Reporters Without Borders today reiterated its call to the Chinese authorities to quickly release journalist Shi Tao after his mother received the World Association of Newspapers’ Golden Pen award on his behalf at a ceremony yesterday in Cape Town (South Africa). The innocent victim of the continuing crackdown on those who defend the memory of the Tiananmen Square victims, Shi was convicted thanks to Yahoo!’s cooperation with the Chinese police.
"The Chinese authorities must quickly review the decision to impose a 10-year prison sentence on this journalist," Reporters Without Borders said. "Held in a forced-labour camp, Shi Tao is innocent. We appeal to the international community to redouble its efforts to obtain the release of Shi and the 80 other journalists and cyber-dissidents held in China."

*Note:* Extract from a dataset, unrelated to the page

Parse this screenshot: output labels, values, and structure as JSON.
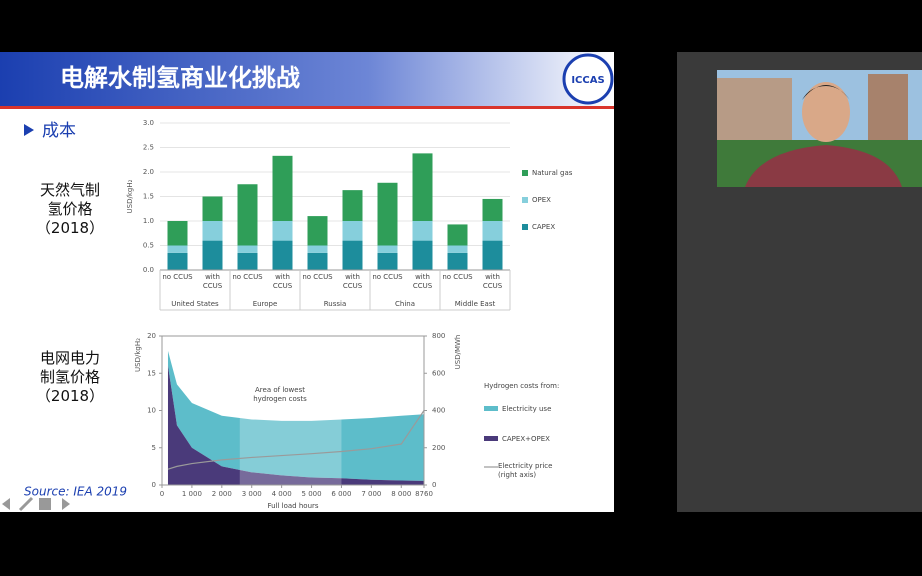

Shi’s mother, Gao Qinsheng, paid homage to her son at yesterday’s ceremony in the South African city of Cape Town, reading a poem he wrote a few weeks before his arrest to the memory of the victims of the Tiananmen Square massacre of June 1989. With tears in her eyes, she said: "He did what every courageous journalist must do." Her speech was warmly applauded by those present including President Thabo Mbeki.
My whole life
Will never get past "June"
June, when my heart died
When my poetry died
When my lover
Died in an abandoned pool of blood
June, the scorching sun burns open my skin
Revealing the true nature of my wound
June, the little fish swims out of the blood-red sea
Toward another place to hibernate
June, the earth shifts, the river falls silent
Piled up letters unable to be delivered to the dead
World Editors Forum president George Brock revealed during the ceremony that the government-backed Chinese Press Association had asked that the prize not be awarded to Shi on the grounds that he had been convicted according to the law.
Shi was sentenced to 10 years in prison on 30 April 2005 for "illegally divulging state secrets abroad" because he gave a foreign-based website the text of a message about coverage of the anniversary of the Tiananmen Square massacre which the authorities had sent to his newspaper, Dangdai Shang Bao (Contemporary Business News). The court’s verdict indicated that Yahoo!’s Hong Kong subsidiary gave the Chinese police information that helped to convict him.